The Cleveland Browns have had a roller coaster season so far, which has left them about where you would expect—with a 5-5 record, having exchanged blowouts in their last two games going in opposite directions. They were on the wrong side of a blowout on Sunday, losing 45-7 to the New England Patriots.
Veteran defensive end Myles Garrett let his feelings be known afterward, calling out the coaching and saying that they did not make any adjustments from the sidelines over the course of the game. As you would imagine, the story wouldn’t die there before reaching the head coach, and Kevin Stefanski was asked to address it yesterday.
“Any time you have a game like that, there is a lot of frustration. I have spoken to Myles about that, and I will keep that conversation between Myles and myself”, he told reporters. “You give up 45 and you score seven, we just did not have a good enough plan, we did not make enough adjustments and we did not play well enough. It is all the above when you get beat”.
As I wrote yesterday, whether it is the case or not, it is not the player’s position to call out the coaching in public out of frustration just after a loss. Unless he’s trying to work his way off of the team, it doesn’t benefit anybody to air that kind of acrimony.
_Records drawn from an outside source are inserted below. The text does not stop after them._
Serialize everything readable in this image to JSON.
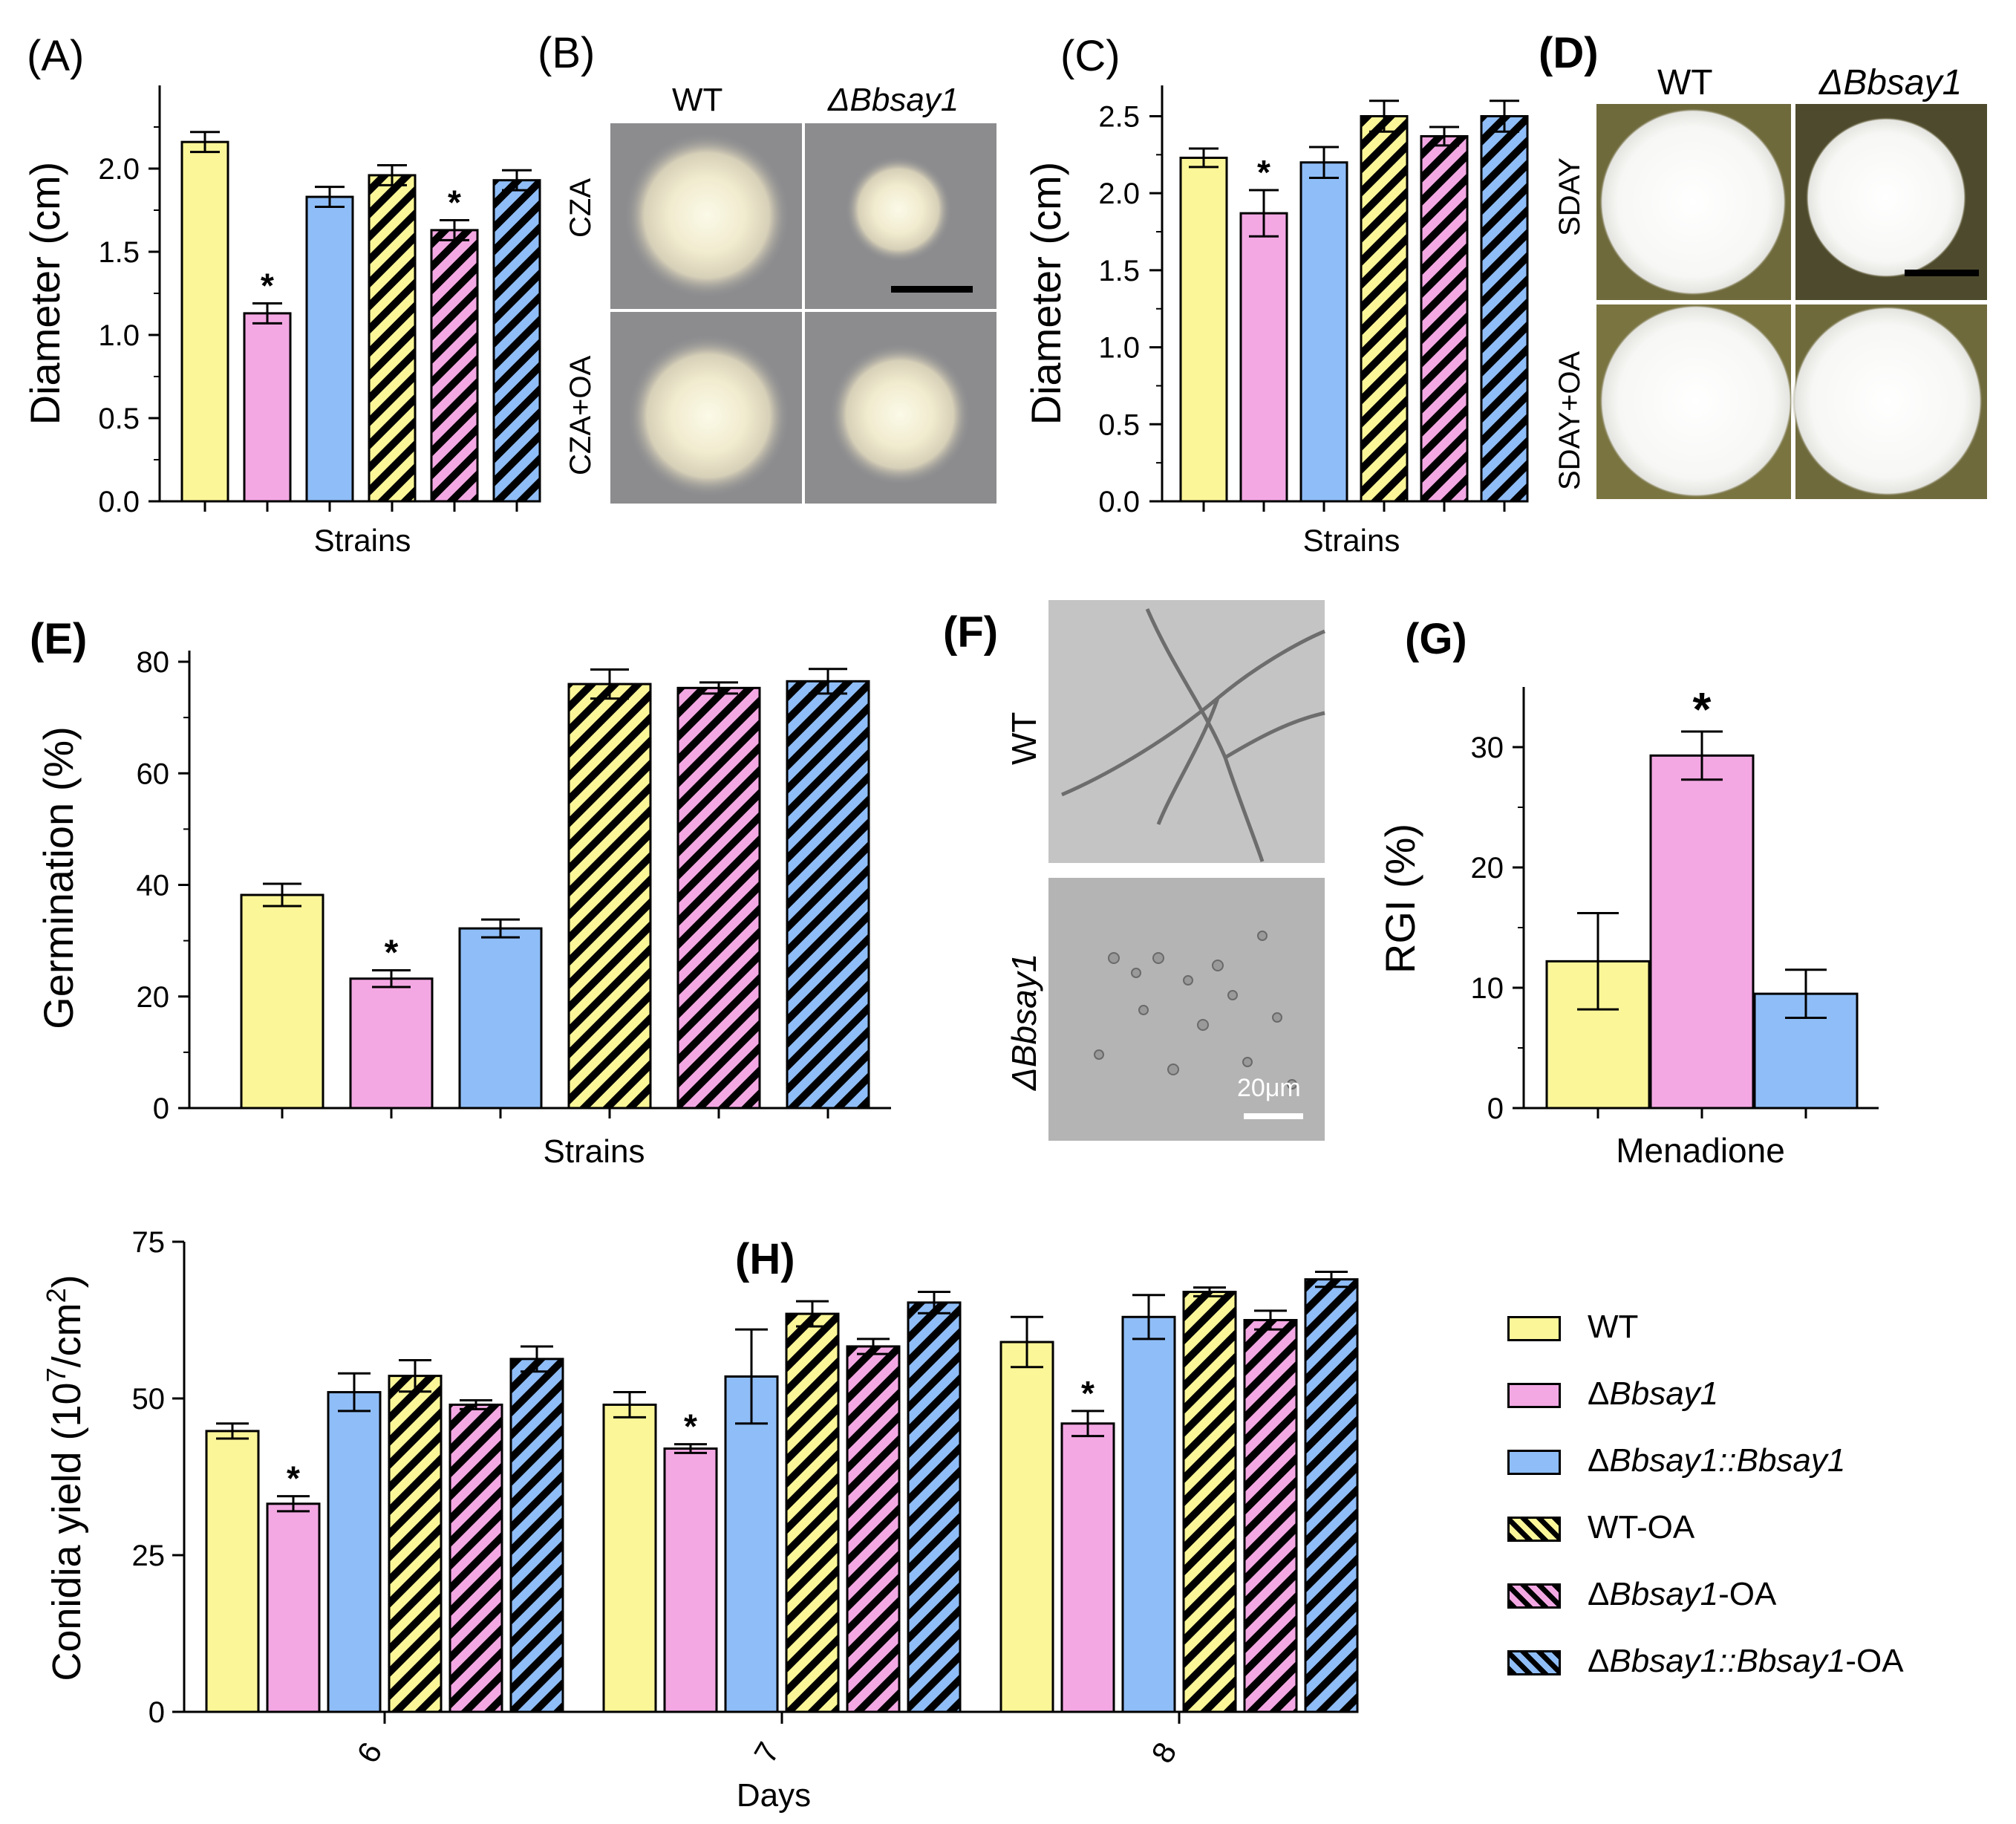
{
  "colors": {
    "wt": "#fbf698",
    "del": "#f3a8e3",
    "comp": "#8fbdf7",
    "stroke": "#000000",
    "photo_bg_B": "#8c8c8f",
    "photo_bg_D": "#6f6a3c",
    "micro_bg": "#bcbcbc"
  },
  "legend": [
    {
      "series": "wt",
      "pattern": false,
      "label_a": "WT",
      "label_b": "",
      "label_c": ""
    },
    {
      "series": "del",
      "pattern": false,
      "label_a": "Δ",
      "label_b": "Bbsay1",
      "label_c": ""
    },
    {
      "series": "comp",
      "pattern": false,
      "label_a": "Δ",
      "label_b": "Bbsay1::Bbsay1",
      "label_c": ""
    },
    {
      "series": "wt",
      "pattern": true,
      "label_a": "WT-OA",
      "label_b": "",
      "label_c": ""
    },
    {
      "series": "del",
      "pattern": true,
      "label_a": "Δ",
      "label_b": "Bbsay1",
      "label_c": "-OA"
    },
    {
      "series": "comp",
      "pattern": true,
      "label_a": "Δ",
      "label_b": "Bbsay1::Bbsay1",
      "label_c": "-OA"
    }
  ],
  "panels": {
    "B": {
      "label": "(B)",
      "col_wt": "WT",
      "col_del": "ΔBbsay1",
      "row1": "CZA",
      "row2": "CZA+OA"
    },
    "D": {
      "label": "(D)",
      "col_wt": "WT",
      "col_del": "ΔBbsay1",
      "row1": "SDAY",
      "row2": "SDAY+OA"
    },
    "F": {
      "label": "(F)",
      "row1": "WT",
      "row2": "ΔBbsay1",
      "scale": "20μm"
    }
  },
  "chart_data": [
    {
      "id": "A",
      "type": "bar",
      "panel_label": "(A)",
      "title": "",
      "xlabel": "Strains",
      "ylabel": "Diameter (cm)",
      "ylim": [
        0,
        2.5
      ],
      "yticks": [
        "0.0",
        "0.5",
        "1.0",
        "1.5",
        "2.0"
      ],
      "categories": [
        "WT",
        "ΔBbsay1",
        "ΔBbsay1::Bbsay1",
        "WT-OA",
        "ΔBbsay1-OA",
        "ΔBbsay1::Bbsay1-OA"
      ],
      "values": [
        2.16,
        1.13,
        1.83,
        1.96,
        1.63,
        1.93
      ],
      "errors": [
        0.06,
        0.06,
        0.06,
        0.06,
        0.06,
        0.06
      ],
      "sig": [
        "",
        "*",
        "",
        "",
        "*",
        ""
      ]
    },
    {
      "id": "C",
      "type": "bar",
      "panel_label": "(C)",
      "title": "",
      "xlabel": "Strains",
      "ylabel": "Diameter (cm)",
      "ylim": [
        0,
        2.7
      ],
      "yticks": [
        "0.0",
        "0.5",
        "1.0",
        "1.5",
        "2.0",
        "2.5"
      ],
      "categories": [
        "WT",
        "ΔBbsay1",
        "ΔBbsay1::Bbsay1",
        "WT-OA",
        "ΔBbsay1-OA",
        "ΔBbsay1::Bbsay1-OA"
      ],
      "values": [
        2.23,
        1.87,
        2.2,
        2.5,
        2.37,
        2.5
      ],
      "errors": [
        0.06,
        0.15,
        0.1,
        0.1,
        0.06,
        0.1
      ],
      "sig": [
        "",
        "*",
        "",
        "",
        "",
        ""
      ]
    },
    {
      "id": "E",
      "type": "bar",
      "panel_label": "(E)",
      "title": "",
      "xlabel": "Strains",
      "ylabel": "Germination (%)",
      "ylim": [
        0,
        82
      ],
      "yticks": [
        "0",
        "20",
        "40",
        "60",
        "80"
      ],
      "categories": [
        "WT",
        "ΔBbsay1",
        "ΔBbsay1::Bbsay1",
        "WT-OA",
        "ΔBbsay1-OA",
        "ΔBbsay1::Bbsay1-OA"
      ],
      "values": [
        38.2,
        23.2,
        32.2,
        76,
        75.3,
        76.5
      ],
      "errors": [
        2,
        1.5,
        1.6,
        2.6,
        1,
        2.2
      ],
      "sig": [
        "",
        "*",
        "",
        "",
        "",
        ""
      ]
    },
    {
      "id": "G",
      "type": "bar",
      "panel_label": "(G)",
      "title": "",
      "xlabel": "Menadione",
      "ylabel": "RGI (%)",
      "ylim": [
        0,
        35
      ],
      "yticks": [
        "0",
        "10",
        "20",
        "30"
      ],
      "categories": [
        "WT",
        "ΔBbsay1",
        "ΔBbsay1::Bbsay1"
      ],
      "values": [
        12.2,
        29.3,
        9.5
      ],
      "errors": [
        4,
        2,
        2
      ],
      "sig": [
        "",
        "*",
        ""
      ]
    },
    {
      "id": "H",
      "type": "bar",
      "panel_label": "(H)",
      "title": "",
      "xlabel": "Days",
      "ylabel_main": "Conidia yield (10",
      "ylabel_sup": "7",
      "ylabel_end": "/cm",
      "ylabel_sup2": "2",
      "ylabel_close": ")",
      "ylim": [
        0,
        75
      ],
      "yticks": [
        "0",
        "25",
        "50",
        "75"
      ],
      "categories": [
        "6",
        "7",
        "8"
      ],
      "series": [
        {
          "name": "WT",
          "values": [
            44.8,
            49,
            59
          ],
          "errors": [
            1.2,
            2,
            4
          ]
        },
        {
          "name": "ΔBbsay1",
          "values": [
            33.2,
            42,
            46
          ],
          "errors": [
            1.2,
            0.7,
            2
          ]
        },
        {
          "name": "ΔBbsay1::Bbsay1",
          "values": [
            51,
            53.5,
            63
          ],
          "errors": [
            3,
            7.5,
            3.5
          ]
        },
        {
          "name": "WT-OA",
          "values": [
            53.6,
            63.5,
            67
          ],
          "errors": [
            2.5,
            2,
            0.7
          ]
        },
        {
          "name": "ΔBbsay1-OA",
          "values": [
            49,
            58.3,
            62.5
          ],
          "errors": [
            0.7,
            1.2,
            1.5
          ]
        },
        {
          "name": "ΔBbsay1::Bbsay1-OA",
          "values": [
            56.3,
            65.3,
            69
          ],
          "errors": [
            2,
            1.7,
            1.2
          ]
        }
      ],
      "sig": [
        [
          "",
          "*",
          "",
          "",
          "",
          ""
        ],
        [
          "",
          "*",
          "",
          "",
          "",
          ""
        ],
        [
          "",
          "*",
          "",
          "",
          "",
          ""
        ]
      ]
    }
  ]
}
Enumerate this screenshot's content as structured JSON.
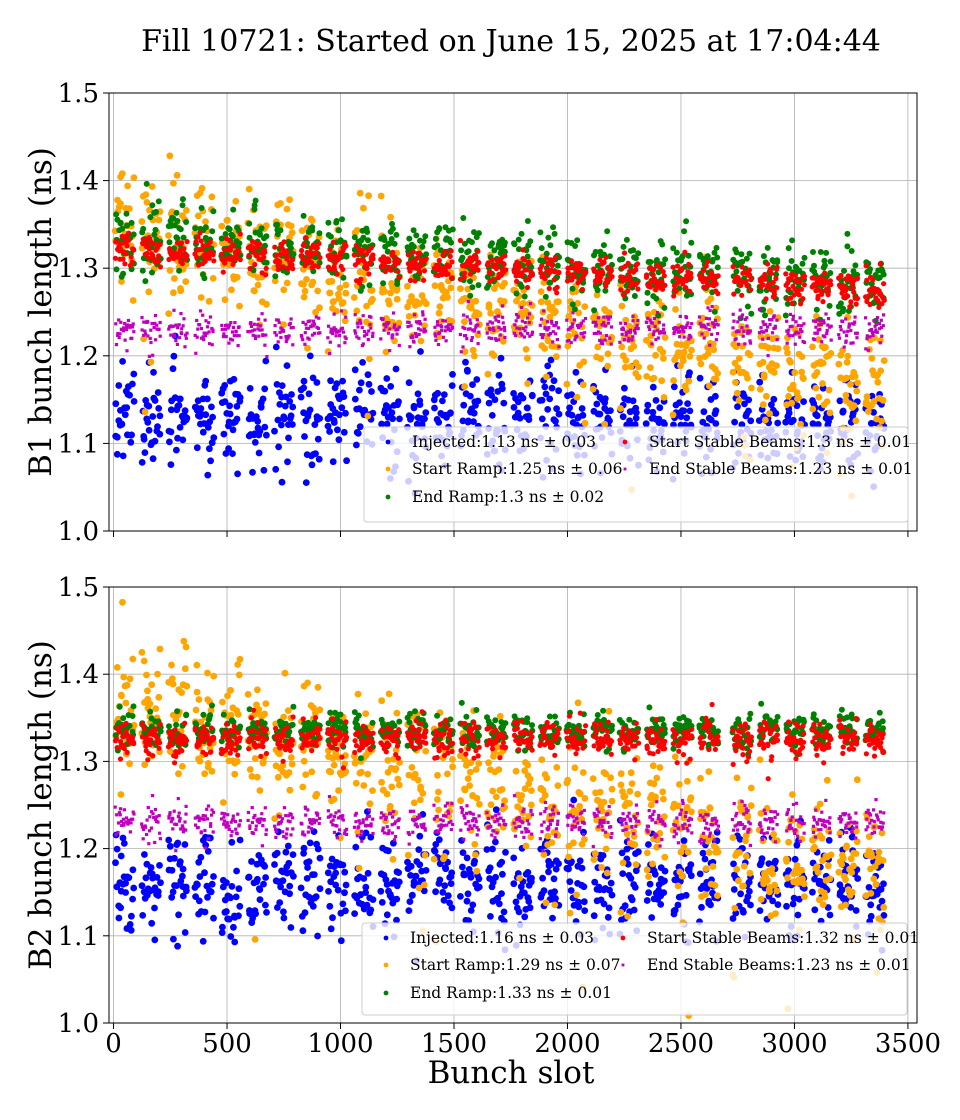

The coaches are going to take the blame no matter what; he didn’t need to tell anybody. You never heard Cameron Heyward criticize the coaching in any manner approaching that, no matter how many times he is asked such questions. Instead, he puts it on the players and their execution, as he did on Sunday, talking about how they struggled to shift their front in response to motion.
“We’ve gotta go back to the drawing board and see how we can get better, see how we can scheme better, see how we can make adjustments on the fly”, Garrett said after the game, via Ben Axelrod of WKYC Studios. “We never had a chance just because we didn’t make any adjustments on the sideline or when we had time to”.
“We didn’t counter like we are supposed to. We didn’t stop the bleeding and they kept attacking where we were deficient”, he continued, adding that New England kept attacking the middle of the field in max protection and “we didn’t have answers”.
There’s a pretty big difference between failing to make adjustments and failing to make adjustments that are actually effective. It’s improbable that the coaching staff didn’t actually attempt to address anything after trailing 24-7 at halftime.